The Brigadier-General Commanding directs that, as soon as your regiment can be made ready for the march, you will proceed up the Rosebud in pursuit of the Indians whose trail was discovered by Major Reno a few days since. It is, of course, impossible to give you any definite instructions in regard to this movement, and were it not impossible to do so, the Department Commander places too much confidence in your zeal, energy, and ability to wish to impose upon you precise orders which might hamper your action when nearly in contact with the enemy. He will, however, indicate to you his own views of what your action should be, and he desires that you should conform to them, unless you should see sufficient reasons for departing from them. He thinks that you should proceed up the Rosebud until you ascertain definitely the direction in which the trail above spoken of leads. Should it be found (as it appears almost certain that it will be found) to turn toward the Little Horn,[[68]] he thinks that you should still proceed southward, perhaps as far as the head-waters of the Tongue, and then turn toward the Little Horn, feeling constantly, however, to your left, so as to preclude the possibility of the escape of the Indians to the south or southeast by passing around your left flank. The column of Colonel Gibbon is now in motion for the mouth of the Big Horn. As soon as it reaches that point it will cross the Yellowstone and move up at least as far as the forks of the Big and Little Horns. Of course its future movements must be controlled by circumstances, as they arise, but it is hoped that the Indians, if upon the Little Horn, may be so nearly inclosed by the two columns that their escape will be impossible.

Courtesy of The Century Co.
GEN. GEORGE ARMSTRONG CUSTER
Killed with half his regiment at the Little Big Horn

The Department Commander desires that on your way up the Rosebud you should thoroughly examine the upper part of Tullock’s Creek, and that you should endeavor to send a scout through to Colonel Gibbon’s column, with information of the result of your examination.
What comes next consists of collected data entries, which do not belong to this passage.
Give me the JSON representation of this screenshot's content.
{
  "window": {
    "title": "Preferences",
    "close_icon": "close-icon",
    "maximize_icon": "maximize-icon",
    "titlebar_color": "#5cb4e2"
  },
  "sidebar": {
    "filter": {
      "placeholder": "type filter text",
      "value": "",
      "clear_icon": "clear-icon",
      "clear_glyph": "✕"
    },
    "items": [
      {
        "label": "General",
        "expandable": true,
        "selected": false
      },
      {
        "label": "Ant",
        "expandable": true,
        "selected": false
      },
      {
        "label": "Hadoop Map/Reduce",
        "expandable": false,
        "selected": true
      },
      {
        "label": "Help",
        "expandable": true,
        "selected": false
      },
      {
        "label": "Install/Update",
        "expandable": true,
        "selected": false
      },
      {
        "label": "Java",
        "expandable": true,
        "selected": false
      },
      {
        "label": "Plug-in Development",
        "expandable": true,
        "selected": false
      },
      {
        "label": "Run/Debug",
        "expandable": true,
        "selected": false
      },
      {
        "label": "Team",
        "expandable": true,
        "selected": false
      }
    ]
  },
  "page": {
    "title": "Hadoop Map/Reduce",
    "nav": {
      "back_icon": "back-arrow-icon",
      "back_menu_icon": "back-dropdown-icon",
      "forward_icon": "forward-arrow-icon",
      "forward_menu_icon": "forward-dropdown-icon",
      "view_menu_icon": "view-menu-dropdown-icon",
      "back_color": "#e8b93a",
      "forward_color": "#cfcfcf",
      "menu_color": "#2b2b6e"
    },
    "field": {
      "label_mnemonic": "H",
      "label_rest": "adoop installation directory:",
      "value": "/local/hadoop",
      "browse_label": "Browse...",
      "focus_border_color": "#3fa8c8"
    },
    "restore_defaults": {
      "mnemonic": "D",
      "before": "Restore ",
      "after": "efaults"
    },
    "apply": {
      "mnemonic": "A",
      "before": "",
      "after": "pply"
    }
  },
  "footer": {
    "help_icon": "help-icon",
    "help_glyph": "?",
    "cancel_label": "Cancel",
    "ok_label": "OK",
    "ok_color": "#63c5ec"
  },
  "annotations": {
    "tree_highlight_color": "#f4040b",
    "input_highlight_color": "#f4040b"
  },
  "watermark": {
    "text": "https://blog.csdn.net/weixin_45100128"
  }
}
The lower part of this Creek will be examined by a detachment from Colonel Gibbon’s command. The supply steamer will be pushed up the Big Horn as far as the forks if the river is found to be navigable for that distance, and the Department Commander, who will accompany the command of Colonel Gibbon, desires you to report to him there not later than the expiration of the time for which your troops are rationed, unless in the meantime you receive further orders.

Very respectfully your obedient servant,

E. W. Smith,

Captain 18th Infantry,

Acting Assistant Adjutant General.

Custer was directed to march southward until he struck the trail Reno had discovered. If, as Terry supposed, it led across the Rosebud, he was not to follow it westward to the Little Big Horn, or until he met the Indians, but he was to turn to the southward until he struck the head-waters of the Tongue River. If he found no Indians there, he was to swing northward down the valley of the Little Big Horn, toward the spot where Terry supposed the Indians to be, and where, in reality, they were. Meanwhile Gibbon was to come up the Little Big Horn from the north toward the same spot. In the general plan of the campaign, Crook and his force were supposed to prevent the Indians from moving south—which they did, by the way. Custer was to keep them from going east, and, as he advanced, was “to feel to his left” to preclude all possibility of their slipping between him and Crook, while Gibbon was to keep them from going off to the north. The Indians would have no direction open to them for flight except westward, and in that case the troops hoped to overtake them in a difficult country, inclosed by mountains and rivers.

Terry, although he was not an experienced Indian fighter, had divined the position of the Indians with remarkable accuracy, and he fully expected to find them on the Little Big Horn. If Custer had followed Terry’s orders, he would have reached the Indians on the day that Gibbon’s men, as we shall see, rescued Reno. After the disaster Terry magnanimously strove at first to conceal from the public the fact that Custer had disobeyed his orders. Custer had paid the penalty for his disobedience with his life, and Terry was willing to bear the odium of the defeat and failure. His self-sacrifice was noble and characteristic; but a mistake, caused by the carelessness of General Sherman, coupled with the enterprise of a brilliant newspaper reporter, who posed as a regularly accredited government messenger, defeated Terry’s intent, and instead of the first report, which made no allusion to the disobedience of orders, being made public,[[69]] a second report, which told the whole story, and which was intended for the authorities alone, was given to the press and immediately spread broadcast. The first report soon turned up, and Terry thereafter was made the victim of unmerited obloquy by Custer’s partizans, who said that the absence of any mention in the original report of any disobedience on the part of Custer, and the alleged failure to allude to the plan of campaign which Custer had frustrated, was evidence that no importance was attached to the plan by Terry or any one until after the failure and consequent popular indignation. Terry’s answer to this was a noble silence, to save Custer’s reputation. The living assumed the responsibility to protect the fame of the dead—honor to him!